Last week, Raytheon released its fiscal Q2 2016 numbers, and there was very little for investors to complain about. And in fact, they didn't complain at all. Raytheon stock closed the week up 3.5%. For Q2, Raytheon reported:
- Quarterly sales of $6 billion, up 3% year over year.
- 480 basis points' worth of improvement in operating margin, which came in at 15.9%.
- Profit per share of $2.38, 44% better than in last year's Q2 and well ahead of analyst estimates .
- $834 million in cumulative free cash flow for the first six months of the year, up from $289 million in H1 2015.
CEO Thomas A. Kennedy characterized the quarter as "strong ... with bookings, sales, operating margin, earnings per share, and cash flow all ahead of our expectations." Based largely on these results, Kennedy decided to raise guidance for the rest of this year as well. As of this date, Raytheon now expects to earn somewhere between $7.13 and $7.33 per share in profit, and to produce positive cash from operations of anywhere from $2.8 billion to $3.1 billion -- about $100 million more than previously anticipated.
Assuming capital spending continues to track where it's been heading in recent quarters -- roughly $500 million per annum -- that implies that by year end, Raytheon's operations could have churned out as much as $2.6 billion in real cash profit -- as much as a third better than what it produced last year.
Weighed against the stock's $41.6 billion market capitalization, that works out to only a price-to-free cash flow ratio of 16, which doesn't seem unreasonable at the rate the stock is growing earnings right now. At the same time, however, it's worth pointing out that few analysts expect Raytheon to be able to maintain this pace.
According to data from S&P Global Market Intelligence, the consensus on Wall Street is that Raytheon's earnings growth is due for an abrupt slowdown and will average less than 6% annually over the next five years. Even factoring in the stock's respectable 2.1% dividend yield, that adds up to less than 8% total return on investment -- and suggests that at 16 times free cash flow, the stock remains very richly valued indeed.
So what are the chances Raytheon can grow faster than 6%?
All systems go for growth
Well, judging from what management told us last week, those chances don't look too bad. In addition to raising guidance for this year, Raytheon noted that it scored a book-to-bill ratio of 1.18 in Q2, taking in 18% more orders for new goods and services, than it billed as revenues collected in the quarter.
The influx of new business added $816 million worth of future revenue (relative to Q2 2015's tally) to Raytheon's backlog of work to be done. And the vast majority of that work is already fully funded by Congress. The company's funded backlog number grew by $803 million.
On the other hand, Raytheon's backlog was pretty big already -- $34.5 billion at this time last year. All the new business added in Q2 still adds up to only 2% growth in total backlog.

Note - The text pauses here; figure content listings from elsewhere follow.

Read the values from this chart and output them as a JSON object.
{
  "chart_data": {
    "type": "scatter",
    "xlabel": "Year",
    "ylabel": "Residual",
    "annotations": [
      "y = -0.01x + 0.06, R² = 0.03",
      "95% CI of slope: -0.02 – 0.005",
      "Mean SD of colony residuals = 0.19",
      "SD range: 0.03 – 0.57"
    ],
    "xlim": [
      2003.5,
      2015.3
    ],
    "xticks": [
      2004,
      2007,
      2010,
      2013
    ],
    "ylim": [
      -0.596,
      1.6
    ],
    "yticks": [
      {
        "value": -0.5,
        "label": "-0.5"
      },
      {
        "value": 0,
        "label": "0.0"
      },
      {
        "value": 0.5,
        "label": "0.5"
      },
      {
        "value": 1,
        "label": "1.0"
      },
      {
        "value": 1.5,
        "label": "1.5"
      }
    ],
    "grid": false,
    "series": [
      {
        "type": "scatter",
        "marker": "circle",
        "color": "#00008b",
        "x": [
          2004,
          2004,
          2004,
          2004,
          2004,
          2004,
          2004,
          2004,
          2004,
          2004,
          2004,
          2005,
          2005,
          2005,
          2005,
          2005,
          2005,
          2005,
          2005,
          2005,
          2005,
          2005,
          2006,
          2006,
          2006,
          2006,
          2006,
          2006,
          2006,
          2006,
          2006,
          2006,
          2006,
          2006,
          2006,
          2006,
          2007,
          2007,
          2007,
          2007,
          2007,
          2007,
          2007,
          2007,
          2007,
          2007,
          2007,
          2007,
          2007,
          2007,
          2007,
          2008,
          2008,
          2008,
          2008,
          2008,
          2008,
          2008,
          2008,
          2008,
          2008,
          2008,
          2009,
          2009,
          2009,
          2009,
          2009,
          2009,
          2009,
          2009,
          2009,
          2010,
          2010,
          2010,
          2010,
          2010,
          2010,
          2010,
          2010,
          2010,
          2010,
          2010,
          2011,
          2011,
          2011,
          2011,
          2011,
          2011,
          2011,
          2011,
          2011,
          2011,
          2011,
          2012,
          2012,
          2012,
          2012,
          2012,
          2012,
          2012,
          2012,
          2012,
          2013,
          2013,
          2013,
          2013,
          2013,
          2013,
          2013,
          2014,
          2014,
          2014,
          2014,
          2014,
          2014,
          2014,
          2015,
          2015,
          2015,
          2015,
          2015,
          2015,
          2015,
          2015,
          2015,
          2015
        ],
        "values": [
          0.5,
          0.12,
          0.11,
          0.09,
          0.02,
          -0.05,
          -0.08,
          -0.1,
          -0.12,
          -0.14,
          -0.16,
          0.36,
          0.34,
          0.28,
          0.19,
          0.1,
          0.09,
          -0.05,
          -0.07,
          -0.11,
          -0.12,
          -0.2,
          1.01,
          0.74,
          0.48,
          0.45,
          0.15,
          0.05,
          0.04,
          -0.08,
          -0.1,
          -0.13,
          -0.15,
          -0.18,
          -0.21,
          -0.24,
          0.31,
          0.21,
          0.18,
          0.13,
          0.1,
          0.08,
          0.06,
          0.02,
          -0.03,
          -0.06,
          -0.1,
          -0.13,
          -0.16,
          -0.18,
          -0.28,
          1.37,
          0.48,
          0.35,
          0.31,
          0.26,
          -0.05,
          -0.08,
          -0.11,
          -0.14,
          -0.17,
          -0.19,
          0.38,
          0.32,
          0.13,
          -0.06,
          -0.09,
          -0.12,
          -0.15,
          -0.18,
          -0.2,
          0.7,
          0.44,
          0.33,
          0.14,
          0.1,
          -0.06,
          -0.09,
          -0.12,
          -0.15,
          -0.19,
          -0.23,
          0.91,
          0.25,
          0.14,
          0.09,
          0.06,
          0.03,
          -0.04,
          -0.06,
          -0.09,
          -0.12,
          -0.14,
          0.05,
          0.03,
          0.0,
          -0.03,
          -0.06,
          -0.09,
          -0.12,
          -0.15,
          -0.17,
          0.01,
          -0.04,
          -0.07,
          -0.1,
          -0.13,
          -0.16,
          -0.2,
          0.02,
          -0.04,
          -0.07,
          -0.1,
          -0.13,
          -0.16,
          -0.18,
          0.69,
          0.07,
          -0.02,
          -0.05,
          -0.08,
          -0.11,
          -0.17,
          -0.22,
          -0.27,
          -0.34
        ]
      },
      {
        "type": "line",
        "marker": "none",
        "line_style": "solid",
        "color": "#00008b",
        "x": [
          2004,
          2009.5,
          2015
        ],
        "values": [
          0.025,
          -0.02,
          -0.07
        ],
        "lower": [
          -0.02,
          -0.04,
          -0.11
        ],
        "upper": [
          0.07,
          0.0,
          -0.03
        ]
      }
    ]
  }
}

And whether that will be enough to push Raytheon's growth rate past 6% remains an open question. At the very worst, though, even if analysts' growth fears do prove to be well-founded, Raytheon's got plenty of work piled up already to keep itself busy for the next 18 months or so.
This company may not grow as fast as we'd like, but Raytheon's business is not going away anytime soon.